Native plants promote regional biodiversity, which is another justification for picking American wisteria. Wisteria frutescens serves as a host plant for several species of butterflies and moths, including:

  • Skipper with a long tail (Urbanus proteus)
  • Skipper with a silver spot (Epargyreus clarus)
  • navy blue (Leptotes marina)
  • Dusky zarucco wing (Erynnis zarucco)
  • Moth Cuphodes wisteriae
  • Moth Io (Automeris io)
  • enduring bagworm (Thyridopteryx ephemeraeformis)
  • Canine borer moth (Synanthedon scitula)
  • Moth of Limacodid (Acharia stimulea)
  • a licorice twig borer moth (Ecdytolopha insiticiana)
  • The duskywing of Horace (Erynnis horatius)
  • Monarch moth (Hyalophora cecropia)
  • Sphinx moth with blinders (Paonias excaecatus)
  • Black-and-white tussock moth (Orgya leucostigma)
  • Autumn webworm (Hyphantria cunea)

: Wisteria is a toxic plant.

Although wisteria blooms can be eaten in moderation, the rest of the plant is thought to be poisonous to both people and animals and contains a number of chemicals that can seriously upset the stomach. The seeds and pods contain the highest concentration of poisons.

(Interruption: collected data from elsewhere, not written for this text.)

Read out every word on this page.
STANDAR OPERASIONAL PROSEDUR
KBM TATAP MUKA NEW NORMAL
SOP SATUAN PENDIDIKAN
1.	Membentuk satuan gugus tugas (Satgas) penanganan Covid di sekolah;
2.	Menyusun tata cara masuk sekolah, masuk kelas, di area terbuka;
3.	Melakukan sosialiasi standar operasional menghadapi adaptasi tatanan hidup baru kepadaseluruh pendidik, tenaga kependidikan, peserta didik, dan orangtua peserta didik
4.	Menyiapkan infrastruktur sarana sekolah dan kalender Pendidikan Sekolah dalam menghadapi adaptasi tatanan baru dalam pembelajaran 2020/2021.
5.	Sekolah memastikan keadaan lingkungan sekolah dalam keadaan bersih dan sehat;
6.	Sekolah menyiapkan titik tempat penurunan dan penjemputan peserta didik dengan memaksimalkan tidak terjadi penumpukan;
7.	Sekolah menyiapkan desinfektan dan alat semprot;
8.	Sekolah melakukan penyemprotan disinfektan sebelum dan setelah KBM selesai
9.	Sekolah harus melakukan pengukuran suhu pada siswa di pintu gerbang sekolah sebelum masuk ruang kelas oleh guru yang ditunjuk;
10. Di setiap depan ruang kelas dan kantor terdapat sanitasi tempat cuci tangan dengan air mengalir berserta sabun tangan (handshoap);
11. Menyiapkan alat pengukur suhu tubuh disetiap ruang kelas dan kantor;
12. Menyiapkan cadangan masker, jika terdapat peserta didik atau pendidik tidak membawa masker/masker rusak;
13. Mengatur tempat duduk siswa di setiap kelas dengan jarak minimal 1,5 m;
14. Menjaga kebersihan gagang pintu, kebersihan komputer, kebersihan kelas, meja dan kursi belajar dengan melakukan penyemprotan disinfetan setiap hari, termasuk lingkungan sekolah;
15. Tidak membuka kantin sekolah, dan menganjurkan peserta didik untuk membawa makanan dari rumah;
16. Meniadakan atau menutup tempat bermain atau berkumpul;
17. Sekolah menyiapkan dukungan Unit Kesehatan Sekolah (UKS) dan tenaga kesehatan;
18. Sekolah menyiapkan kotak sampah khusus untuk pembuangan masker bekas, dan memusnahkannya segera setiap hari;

This serves as a reminder that you should *never* eat a plant unless you are confident of its identify and that it is safe to eat.

Large flower clusters are found on longer stems on Chinese wisteria, or Wisteria sinensis.

Florida is home to an invasive species called Chinese wisteria (Wisteria sinensis), which blooms from April to June.

An acceptable substitute for the invasive species of wisteria in Florida is American wisteria.

Flowers on the Chinese and Japanese wisteria range in color from purple to white to pink.